Каков был наш советский ответ на эти массовые трагедии? Мы только что на это смотрели. Он был монументально бесчеловечным, если мы вспомним огромную руку на Мамаевом кургане, если вспомним все эти гигантские «Родины-матери». страшные. Когда мы на это посмотрим – на все эти Вечные огни, на эту гигантоманию Поклонной горы руки, то увидим, что мы не просто монументализировали память, не просто ее обесчеловечили, но мы, нанесли очень сильный удар и по передаче этой памяти другим поколениям. Так как же создавать иную культурную память ? Мы все время на этом пятачке бьемся.

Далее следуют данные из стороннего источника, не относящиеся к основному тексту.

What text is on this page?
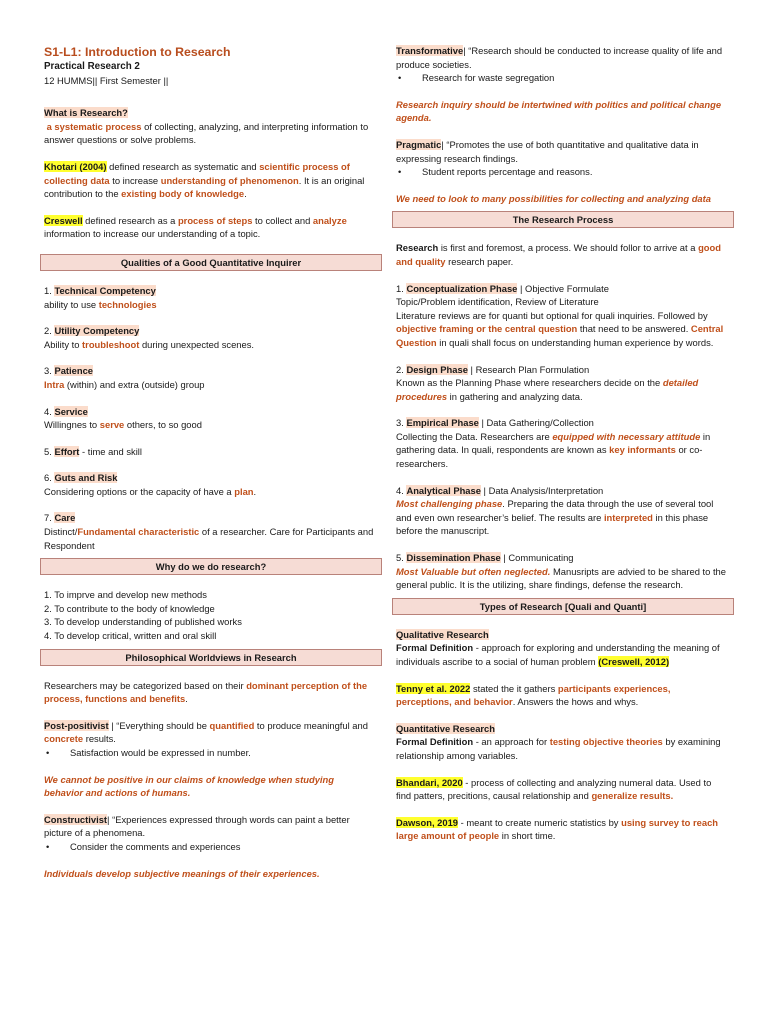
S1-L1: Introduction to Research

Practical Research 2

12 HUMMS|| First Semester ||

What is Research?

a systematic process of collecting, analyzing, and interpreting information to answer questions or solve problems.

Khotari (2004) defined research as systematic and scientific process of collecting data to increase understanding of phenomenon. It is an original contribution to the existing body of knowledge.

Creswell defined research as a process of steps to collect and analyze information to increase our understanding of a topic.

Qualities of a Good Quantitative Inquirer

1. Technical Competency

ability to use technologies

2. Utility Competency

Ability to troubleshoot during unexpected scenes.

3. Patience

Intra (within) and extra (outside) group

4. Service

Willingnes to serve others, to so good

5. Effort - time and skill

6. Guts and Risk

Considering options or the capacity of have a plan.

7. Care

Distinct/Fundamental characteristic of a researcher. Care for Participants and Respondent

Why do we do research?

1. To imprve and develop new methods

2. To contribute to the body of knowledge

3. To develop understanding of published works

4. To develop critical, written and oral skill

Philosophical Worldviews in Research

Researchers may be categorized based on their dominant perception of the process, functions and benefits.

Post-positivist | “Everything should be quantified to produce meaningful and concrete results.

• Satisfaction would be expressed in number.

We cannot be positive in our claims of knowledge when studying behavior and actions of humans.

Constructivist| “Experiences expressed through words can paint a better picture of a phenomena.

• Consider the comments and experiences

Individuals develop subjective meanings of their experiences.

Transformative| “Research should be conducted to increase quality of life and produce societies.

• Research for waste segregation

Research inquiry should be intertwined with politics and political change agenda.

Pragmatic| “Promotes the use of both quantitative and qualitative data in expressing research findings.

• Student reports percentage and reasons.

We need to look to many possibilities for collecting and analyzing data

The Research Process

Research is first and foremost, a process. We should follor to arrive at a good and quality research paper.

1. Conceptualization Phase | Objective Formulate

Topic/Problem identification, Review of Literature

Literature reviews are for quanti but optional for quali inquiries. Followed by objective framing or the central question that need to be answered. Central Question in quali shall focus on understanding human experience by words.

2. Design Phase | Research Plan Formulation

Known as the Planning Phase where researchers decide on the detailed procedures in gathering and analyzing data.

3. Empirical Phase | Data Gathering/Collection

Collecting the Data. Researchers are equipped with necessary attitude in gathering data. In quali, respondents are known as key informants or co-researchers.

4. Analytical Phase | Data Analysis/Interpretation

Most challenging phase. Preparing the data through the use of several tool and even own researcher’s belief. The results are interpreted in this phase before the manuscript.

5. Dissemination Phase | Communicating

Most Valuable but often neglected. Manusripts are advied to be shared to the general public. It is the utilizing, share findings, defense the research.

Types of Research [Quali and Quanti]

Qualitative Research

Formal Definition - approach for exploring and understanding the meaning of individuals ascribe to a social of human problem (Creswell, 2012)

Tenny et al. 2022 stated the it gathers participants experiences, perceptions, and behavior. Answers the hows and whys.

Quantitative Research

Formal Definition - an approach for testing objective theories by examining relationship among variables.

Bhandari, 2020 - process of collecting and analyzing numeral data. Used to find patters, precitions, causal relationship and generalize results.

Dawson, 2019 - meant to create numeric statistics by using survey to reach large amount of people in short time.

И если вернуться к свидетелю, то можно ведь сказать, что как будто бы возникает противоречие между невероятным масштабом этих трагедий, которые исчисляются миллионами жертв —  и рассказом одной старушку или трагедии одной семьи. И мы совсем недавно осознали, что именно конкретная история – ключ к огромной гуманитарной катастрофе. Только сейчас мы стали признавать право людей на то, что их биография является тоже историческим источником, что их рассказ является историческим источником. Это происходило постепенно с очень большой борьбой, потому что традиционные историки долго этого признавать не хотели.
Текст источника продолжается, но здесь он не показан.